800px-Lyndon_Johnson_and_Martin_Luther_King,_Jr._-_Voting_Rights_ActThe images of vicious bombings that once littered the landscape of the civil rights movement in the 1950’s and 1960’s in America are now a distant memory. Cities like Birmingham, Alabama, which were at the epicenter and caught the brunt force of the segregationist fury to deprive black voters of their voting rights, have been replaced by a vast number of local and federal minority public officials throughout states and in congress. And of course we cannot forget the two time elected Barack Obama, as president!

So this week, as Shelby County, Alabama makes the case before the U.S. Supreme Court that the federal Voting Rights Act has seen its day and that Section Five should be overturned, the nation will be watching. Conservatives have long held that in states and localities like Shelby County where voting rights suppression no longer exists, it makes little legal or moral sense to continue to list a community as being engaged in racist voting practices where none exist.

In reality this case has much deeper significance for the other communities across the country which are also similarly weighted down with this federal mandate. The purpose of the bill is well intended and was needed in its day to protect the rights of minority voters who were systematically deprived of their constitutional right to vote.

Yet, in the 21st century, those same states which bore the mark of racism in their practices regarding minority voting rights no longer practice those tactics. So should they continue to be marred with the title and legal penalty?

That is essentially what Shelby County will present in its legal arguments before the justices of the Supreme Court. It is an argument which can be cross-tied with the similar Affirmative Action inequality which has burdened America more recently with imbalanced racial favoritism where racism may no longer exist.

There are many detractors on the left and in civil rights communities who have made a living off of falsely crying racism. Their behavior can be likened to the famous fictional Chicken Little character who claimed, “The sky is falling, the sky is falling!” Well if you remember the rest of the story, Chicken Little finally meets Foxey Loxey, who welcomes Chicken Little and Henny Penny into his den, and, “They never, never come out again.”

Well, this is what is happening to America with this law as well as with continued use of Affirmative Action application and enforcement. Much like Chicken Little, there are those liberal leaders like Al Sharpton and Rev. Jesse Jackson and President Obama who insists the sky is still falling, and led America into the fox den, where justice and equality under the law for all Americans will never emerge again.

A central question that the court must answer is: when does justice arrive for all Americans if institutional injustice does not exist any longer? If racism in voting practices no longer exists, then what is being monitored?

Some civil rights officials on the left have attempted to use poverty, lack of jobs and even illegal immigration attitudes as an indication of why voting rights for minorities must continue to be monitored. This is a red herring that has no legal connection to the purpose and intent of Section Five of the Voting Rights Act.

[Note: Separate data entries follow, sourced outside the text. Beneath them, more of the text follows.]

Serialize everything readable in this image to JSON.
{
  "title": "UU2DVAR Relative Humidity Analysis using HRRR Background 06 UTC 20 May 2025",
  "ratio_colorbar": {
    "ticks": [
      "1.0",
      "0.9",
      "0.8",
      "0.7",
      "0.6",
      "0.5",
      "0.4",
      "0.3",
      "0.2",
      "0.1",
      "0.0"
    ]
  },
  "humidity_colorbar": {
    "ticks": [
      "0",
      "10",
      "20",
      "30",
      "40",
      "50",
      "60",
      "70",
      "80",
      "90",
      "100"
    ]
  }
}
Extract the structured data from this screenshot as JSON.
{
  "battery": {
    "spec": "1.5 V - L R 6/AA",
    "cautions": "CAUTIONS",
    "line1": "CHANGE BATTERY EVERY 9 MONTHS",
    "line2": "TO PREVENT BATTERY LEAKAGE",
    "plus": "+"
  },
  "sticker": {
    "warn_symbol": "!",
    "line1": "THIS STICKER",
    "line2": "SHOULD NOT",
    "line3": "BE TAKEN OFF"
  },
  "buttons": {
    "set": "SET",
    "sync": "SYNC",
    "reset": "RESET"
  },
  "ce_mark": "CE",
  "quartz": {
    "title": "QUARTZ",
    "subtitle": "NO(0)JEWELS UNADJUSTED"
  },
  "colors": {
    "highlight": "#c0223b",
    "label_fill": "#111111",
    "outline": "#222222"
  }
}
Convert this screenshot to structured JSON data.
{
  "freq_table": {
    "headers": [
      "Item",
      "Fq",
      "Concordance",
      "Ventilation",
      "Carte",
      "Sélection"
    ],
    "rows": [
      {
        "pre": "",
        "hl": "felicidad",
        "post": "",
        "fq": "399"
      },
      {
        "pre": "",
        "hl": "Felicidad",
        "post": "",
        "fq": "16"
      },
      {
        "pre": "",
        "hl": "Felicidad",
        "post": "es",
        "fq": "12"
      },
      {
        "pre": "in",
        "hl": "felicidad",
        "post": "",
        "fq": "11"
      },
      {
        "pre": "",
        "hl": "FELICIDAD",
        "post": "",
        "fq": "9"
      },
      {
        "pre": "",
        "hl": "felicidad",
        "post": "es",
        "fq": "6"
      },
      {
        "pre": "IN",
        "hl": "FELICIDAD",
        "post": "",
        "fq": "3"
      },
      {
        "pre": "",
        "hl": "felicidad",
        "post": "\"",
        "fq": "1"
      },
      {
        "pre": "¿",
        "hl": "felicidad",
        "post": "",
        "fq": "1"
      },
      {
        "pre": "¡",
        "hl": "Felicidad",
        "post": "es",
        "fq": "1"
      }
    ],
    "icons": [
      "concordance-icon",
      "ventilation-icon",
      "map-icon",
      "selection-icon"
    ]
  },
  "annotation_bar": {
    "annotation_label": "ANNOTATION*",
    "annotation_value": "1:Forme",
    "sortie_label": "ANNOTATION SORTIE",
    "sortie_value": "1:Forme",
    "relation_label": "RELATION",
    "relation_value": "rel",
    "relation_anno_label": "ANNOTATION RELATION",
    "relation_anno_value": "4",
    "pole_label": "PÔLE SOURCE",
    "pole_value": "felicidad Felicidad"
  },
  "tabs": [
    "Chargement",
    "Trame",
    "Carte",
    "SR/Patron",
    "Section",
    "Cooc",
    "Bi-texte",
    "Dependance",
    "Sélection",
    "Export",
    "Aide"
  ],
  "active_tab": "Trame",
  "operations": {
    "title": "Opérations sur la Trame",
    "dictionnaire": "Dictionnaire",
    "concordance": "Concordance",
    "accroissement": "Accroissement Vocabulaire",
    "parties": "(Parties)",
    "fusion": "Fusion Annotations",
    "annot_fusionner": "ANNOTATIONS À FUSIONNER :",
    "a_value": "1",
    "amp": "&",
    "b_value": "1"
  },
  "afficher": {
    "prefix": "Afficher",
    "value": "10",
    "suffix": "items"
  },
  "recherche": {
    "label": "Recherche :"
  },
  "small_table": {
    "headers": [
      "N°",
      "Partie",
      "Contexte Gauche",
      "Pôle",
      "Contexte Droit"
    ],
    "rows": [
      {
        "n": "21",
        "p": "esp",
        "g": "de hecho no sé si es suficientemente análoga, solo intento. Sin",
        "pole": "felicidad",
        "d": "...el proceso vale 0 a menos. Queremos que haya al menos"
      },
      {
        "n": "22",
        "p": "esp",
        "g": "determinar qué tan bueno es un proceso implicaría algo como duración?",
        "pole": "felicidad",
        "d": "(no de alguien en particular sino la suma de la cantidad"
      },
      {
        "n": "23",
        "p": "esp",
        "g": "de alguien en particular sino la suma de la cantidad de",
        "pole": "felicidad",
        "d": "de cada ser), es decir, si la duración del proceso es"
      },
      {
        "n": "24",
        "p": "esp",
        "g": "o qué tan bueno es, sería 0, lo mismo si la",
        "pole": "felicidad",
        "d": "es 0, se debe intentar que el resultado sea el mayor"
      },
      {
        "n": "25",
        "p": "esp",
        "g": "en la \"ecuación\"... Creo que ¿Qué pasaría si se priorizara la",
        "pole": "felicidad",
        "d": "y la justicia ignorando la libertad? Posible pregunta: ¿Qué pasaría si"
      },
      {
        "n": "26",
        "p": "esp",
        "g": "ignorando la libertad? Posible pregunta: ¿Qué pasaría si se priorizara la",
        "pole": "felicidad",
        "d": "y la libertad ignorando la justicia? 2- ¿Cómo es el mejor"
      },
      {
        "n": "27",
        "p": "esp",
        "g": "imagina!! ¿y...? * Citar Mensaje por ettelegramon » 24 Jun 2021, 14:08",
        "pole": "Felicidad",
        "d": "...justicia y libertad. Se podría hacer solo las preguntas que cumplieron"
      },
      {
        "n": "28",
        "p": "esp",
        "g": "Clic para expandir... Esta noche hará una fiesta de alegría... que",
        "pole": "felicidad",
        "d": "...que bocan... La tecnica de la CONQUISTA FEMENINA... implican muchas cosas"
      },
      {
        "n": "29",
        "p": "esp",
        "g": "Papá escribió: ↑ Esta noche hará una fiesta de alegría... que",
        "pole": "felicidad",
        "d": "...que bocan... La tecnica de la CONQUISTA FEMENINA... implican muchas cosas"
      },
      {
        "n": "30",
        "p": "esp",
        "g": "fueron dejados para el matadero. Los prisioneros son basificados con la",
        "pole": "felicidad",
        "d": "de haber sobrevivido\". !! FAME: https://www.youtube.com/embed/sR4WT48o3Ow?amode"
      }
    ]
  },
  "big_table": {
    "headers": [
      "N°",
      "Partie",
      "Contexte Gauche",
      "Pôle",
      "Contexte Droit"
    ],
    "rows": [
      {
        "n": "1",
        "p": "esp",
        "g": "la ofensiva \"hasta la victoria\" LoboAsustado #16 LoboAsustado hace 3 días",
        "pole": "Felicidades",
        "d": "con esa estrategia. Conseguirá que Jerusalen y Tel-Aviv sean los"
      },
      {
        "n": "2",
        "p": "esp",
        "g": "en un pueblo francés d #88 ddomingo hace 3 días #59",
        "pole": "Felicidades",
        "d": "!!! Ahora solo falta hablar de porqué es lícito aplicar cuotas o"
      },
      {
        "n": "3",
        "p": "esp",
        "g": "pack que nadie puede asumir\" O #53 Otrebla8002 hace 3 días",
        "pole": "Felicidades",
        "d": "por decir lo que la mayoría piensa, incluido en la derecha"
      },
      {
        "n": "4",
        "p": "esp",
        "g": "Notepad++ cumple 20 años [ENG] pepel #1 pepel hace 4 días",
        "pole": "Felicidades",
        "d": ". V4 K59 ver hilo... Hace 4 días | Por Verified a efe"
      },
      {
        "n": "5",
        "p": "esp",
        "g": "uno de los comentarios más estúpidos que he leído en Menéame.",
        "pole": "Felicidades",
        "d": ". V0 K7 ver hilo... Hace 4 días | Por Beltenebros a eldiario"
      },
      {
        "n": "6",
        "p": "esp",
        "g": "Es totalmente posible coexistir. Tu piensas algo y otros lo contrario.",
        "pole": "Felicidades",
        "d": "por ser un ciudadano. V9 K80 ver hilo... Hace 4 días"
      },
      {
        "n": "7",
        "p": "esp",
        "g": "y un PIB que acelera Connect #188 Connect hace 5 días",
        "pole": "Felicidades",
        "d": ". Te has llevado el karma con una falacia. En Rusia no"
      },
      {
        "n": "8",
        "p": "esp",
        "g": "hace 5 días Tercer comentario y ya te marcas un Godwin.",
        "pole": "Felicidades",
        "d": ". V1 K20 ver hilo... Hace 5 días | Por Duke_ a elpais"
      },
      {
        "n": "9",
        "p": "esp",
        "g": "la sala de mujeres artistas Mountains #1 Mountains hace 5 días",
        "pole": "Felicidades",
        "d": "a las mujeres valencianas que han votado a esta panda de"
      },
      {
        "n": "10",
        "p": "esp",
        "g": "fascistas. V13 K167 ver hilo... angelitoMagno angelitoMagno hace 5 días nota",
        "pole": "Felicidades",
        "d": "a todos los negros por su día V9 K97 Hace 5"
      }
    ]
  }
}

The case in Shelby County, Alabama does bear witness to the fact that voting injustice, once wide ranging, is no longer present. Therefore, this law must not continue to be used as a hammer to pound local officials into submission for legal infractions that no longer exist.

If Shelby County and other communities across the nation have moved beyond any measurable discriminatory practices against minority voters, then the U.S. Justice Department has no alternative but to remove them from the list. The U.S. Supreme Court must instruct the justice department to do so.

In conclusion, the U.S. Supreme Court must move with all deliberate speed to put an end to this continued imbalance of equal justice for all Americans. Equal justice under the law does not mean more justice for some and less for others. The court must remove this law as a useful tool for liberals who seek office and want to drum up the ghosts of past injustices long buried.

Racism in America is not the issue of the 21st century. A united country where race is color neutral and justice and equality does not play favorites is what the bottom line must be for the nation. This is the conclusion that the U.S. Supreme Court must arrive at in reaching a decision to overturn the law.